Last week, the European Court of Human Rights (ECHR) again ordered an interim measure for a suspect being held in pre-trial detention in the Philipsburg cells. This is being wrongly interpreted, by various media outlets, to imply that the ECHR has established that human rights have been violated. The Public Prosecutor’s Office would like to emphasize that this is not the case.

It is an interim measure designed to prevent human rights from being violated. So there is no violation of human rights established as yet. In the case initiated by F. Corallo, the ECHR had ruled that his human rights were violated based on the circumstances in the cells in the Philipsburg police station at that time (2018). In the meantime, a number of improvements have been made. These improvements are not yet at the level that all involved would like to see them. In any case, there have been improvements since the time of Corallo’s detention. As a result, the ECHR’s verdict cannot be interpreted as a ruling on a violation of human rights. The ECHR’s interim measure does not concern the detention conditions in the Pointe Blanche prison.

The suggestion that the Public Prosecutor’s Office of Sint Maarten would provoke the interim injunction of the European Court is untrue. The Public Prosecutor’s Office weighs the options in all cases in which a suspect should remain in pre-trial detention in Philipsburg cells for more than 10 days. This is whether the suspect can be released (whether or not by suspending pretrial detention), or whether space can be created in Pointe Blanche prison by terminating or suspending the pre-trial detention of a suspect who has been detained in Pointe Blanche prison or by recommending a convict for early release.

Early release of convicted persons is an exclusive decision of the Minister of Justice. If both options are not possible, the Chief Public Prosecutor of St. Maarten will consider whether the detention in the Philipsburg cells can continue. The Minister of Justice and the Procurer General will be informed and the cases in which such an assessment takes place will also be published on the website of the Public Prosecutor’s Office Sint Maarten. So far in 2020 there are two separate cases where two suspects will have to remain more than 10 days in the Philipsburg cells.


Pre-trial detention prolonged
The Public Prosecutor’s Office recently made a decision to prolong the pretrial detention of 2 suspects in the HvB cells (Philipsburg) for more than 10 days. This decision was communicated to the relevant authorities, along with the following elucidation on the cases in question. The first case concerns D.D.K., a 30 year old young man originally from Suriname, whom is suspected of involvement in the armed robbery of the Econo Supermarket on July 4th, 2019. It is believed that prior to the robbery D.D.K. had telephone contact with the 2 other accomplices, informing them that there was cash in the cash register and that the coast was clear.

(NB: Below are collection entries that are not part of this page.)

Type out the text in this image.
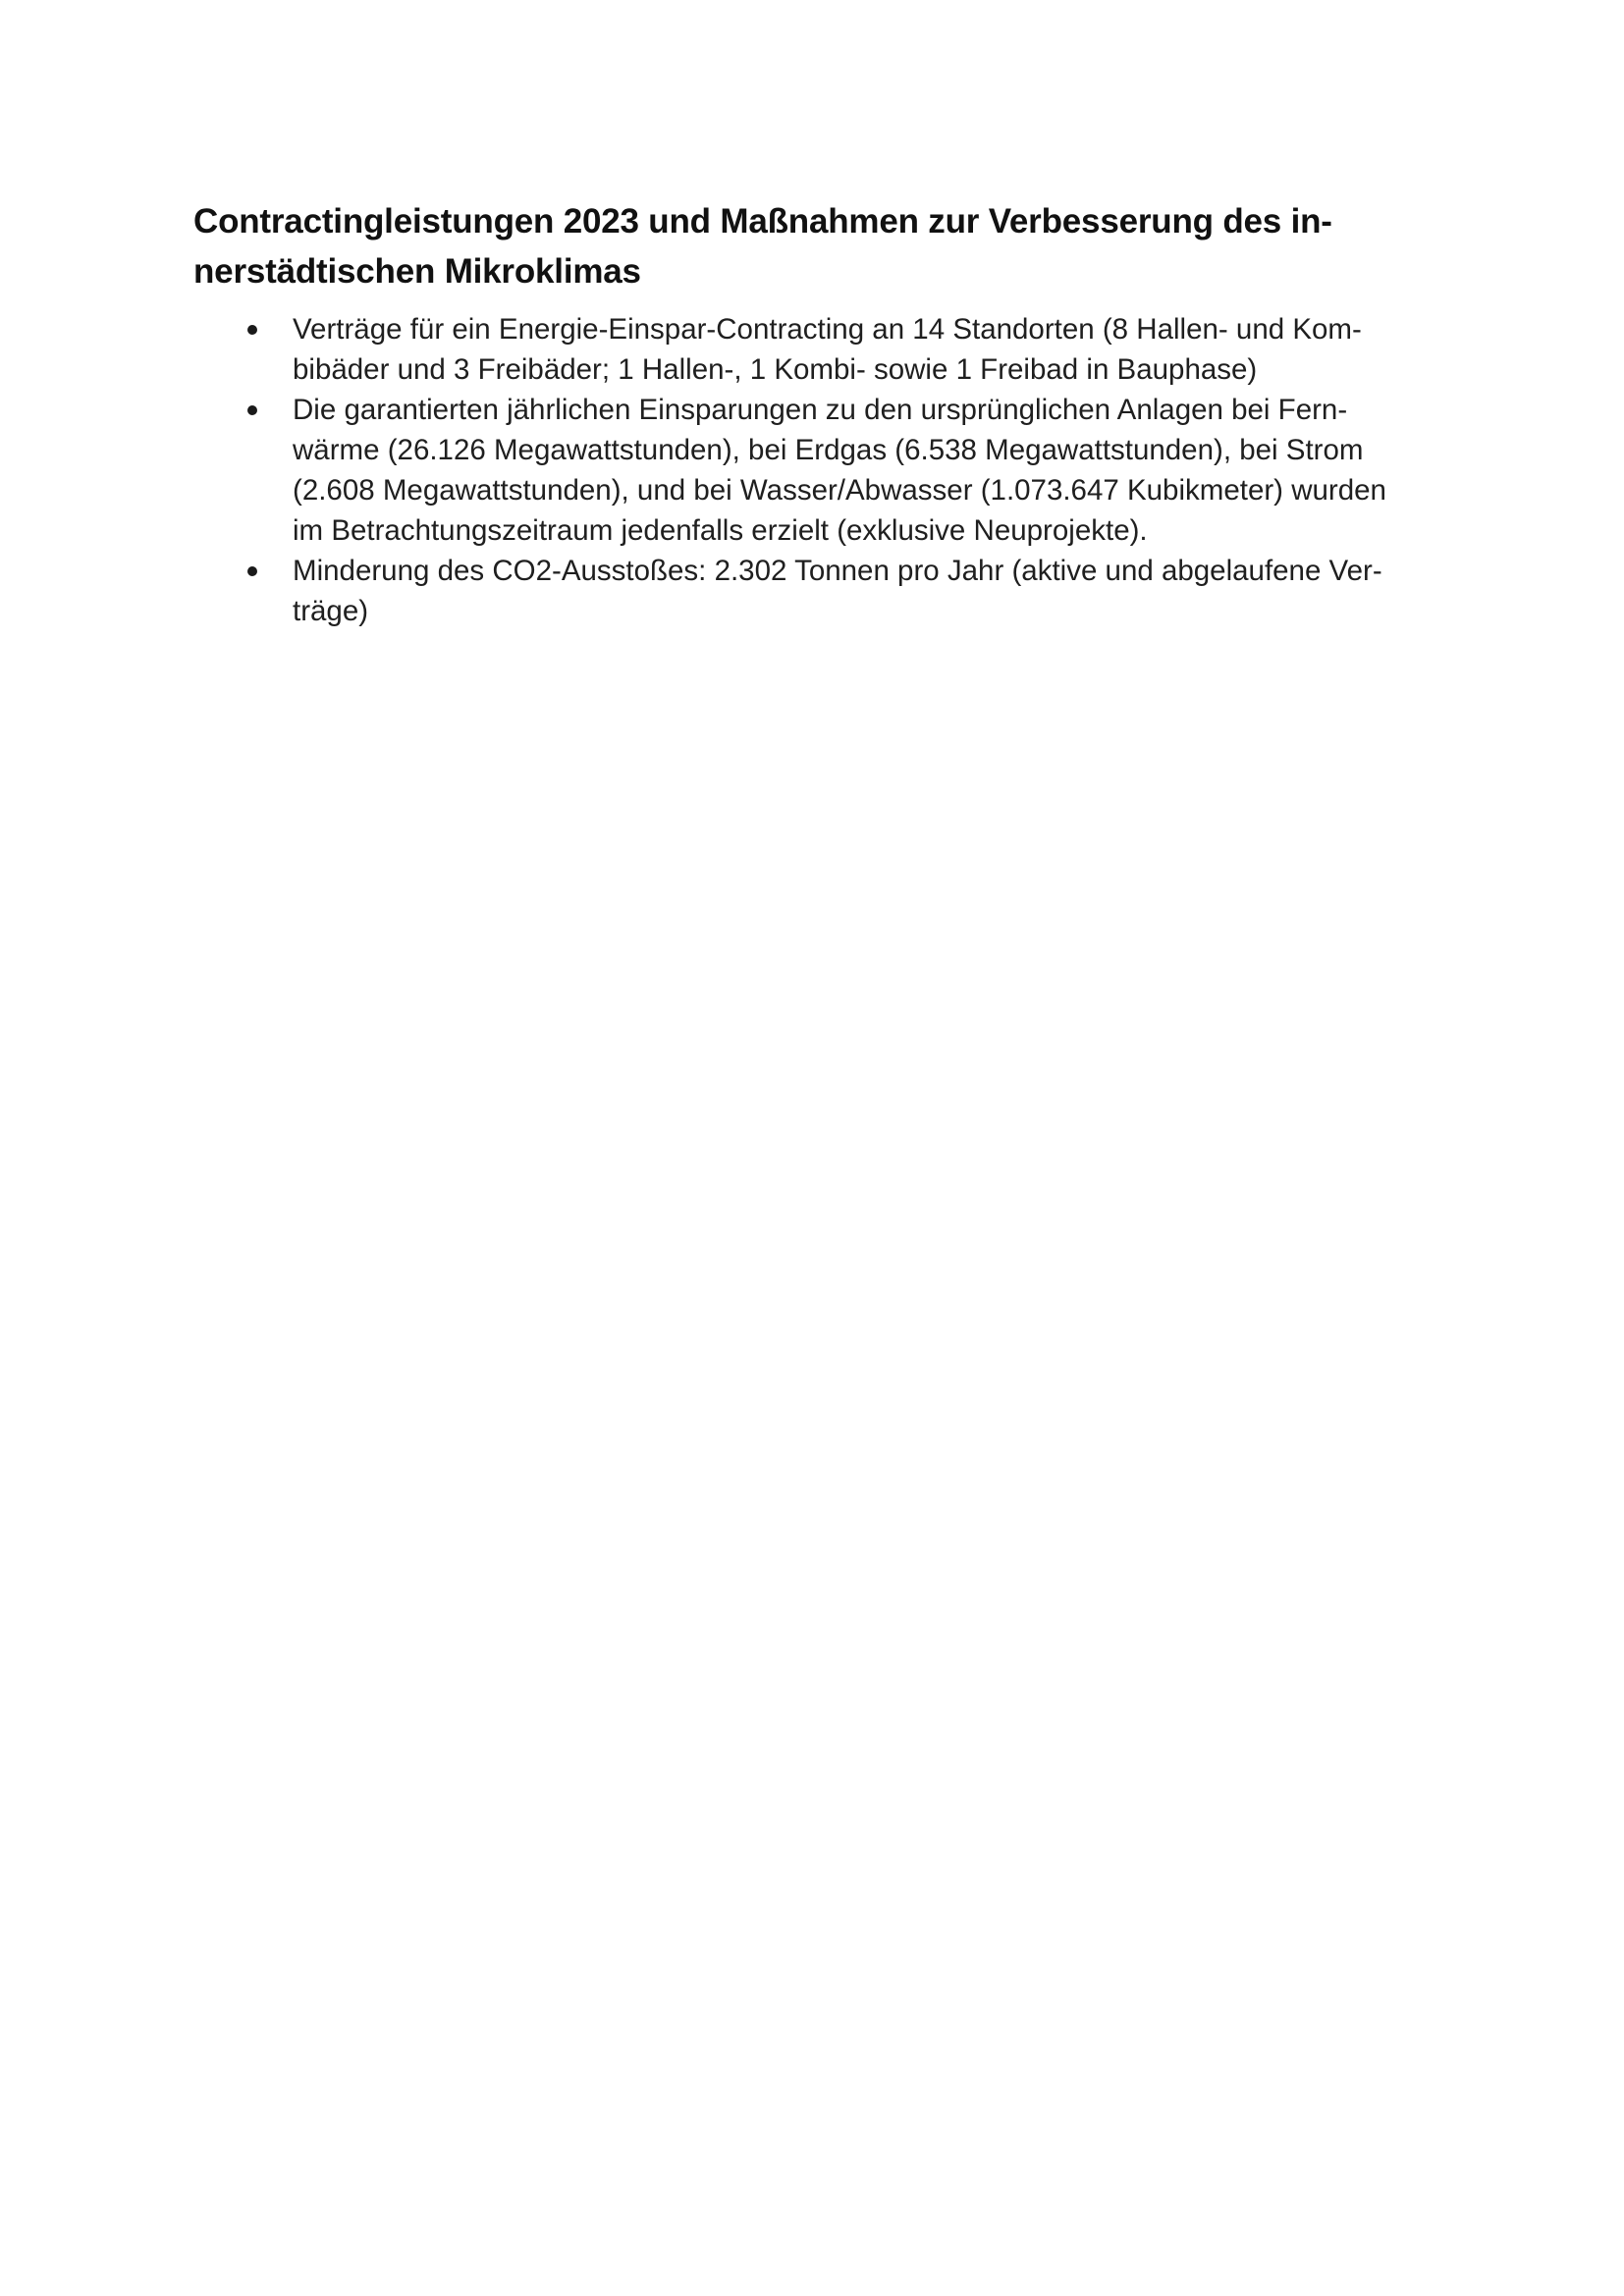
Contractingleistungen 2023 und Maßnahmen zur Verbesserung des in-
nerstädtischen Mikroklimas
Verträge für ein Energie-Einspar-Contracting an 14 Standorten (8 Hallen- und Kom-
bibäder und 3 Freibäder; 1 Hallen-, 1 Kombi- sowie 1 Freibad in Bauphase)
Die garantierten jährlichen Einsparungen zu den ursprünglichen Anlagen bei Fern-
wärme (26.126 Megawattstunden), bei Erdgas (6.538 Megawattstunden), bei Strom
(2.608 Megawattstunden), und bei Wasser/Abwasser (1.073.647 Kubikmeter) wurden
im Betrachtungszeitraum jedenfalls erzielt (exklusive Neuprojekte).
Minderung des CO2-Ausstoßes: 2.302 Tonnen pro Jahr (aktive und abgelaufene Ver-
träge)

The suspect had admitted involvement in the robbery and was sentenced by the court to two years imprisonment. D.D.K. had expressed preference not to stay in the Point Blanche Prison, because of what he had endured in the facility during a previous detention period. As a result D.D.K. has been staying in the cell complex at the police station in Philipsburg since his arrest on July 24th, 2019. Considering the pressure that exists with limited available places in the Pointe Blanche prison, the Chief Prosecutor made a decision to allow D.D.K. stay in the HvB cell in the police station.

The second case concerns suspect N.A.J., a 36 year old man who was arrested for maltreating and threatening his mother. N.A.J. at that time was still on probation with special conditions imposed (counseling from MHF and Turning Point). In May 2019, N.A.J. was convicted for maltreating his mother.

This suspect needs medical treatment, which has been reported on several occasions by various professionals. However the needed treatment is not available on Sint Maarten. Housing the suspect at the MHF was terminated as a result of the suspects aggressive demeanor and Turning Point could not admit the suspect, because of negative drug tests and lack of qualified staff.

Detention is not a good alternative, however because the risk of repetition is high, maximum use is made of pre-trial detention to give all emergency services the opportunity to come up with a good plan for accommodation or outpatient treatment. However, the Public Prosecution Service is dependent on the facilities and assistance that is available and can be provided.

In this case the European Court for Human Rights made the preliminary ruling to prevent violation of human rights. As a result this suspect was moved to the sick bay in the Pointe Blanche prison. Although there is a high risk of re-offending, this suspect will be released in the short term, because the seriousness of his offences cannot justify the duration of his detention for much longer.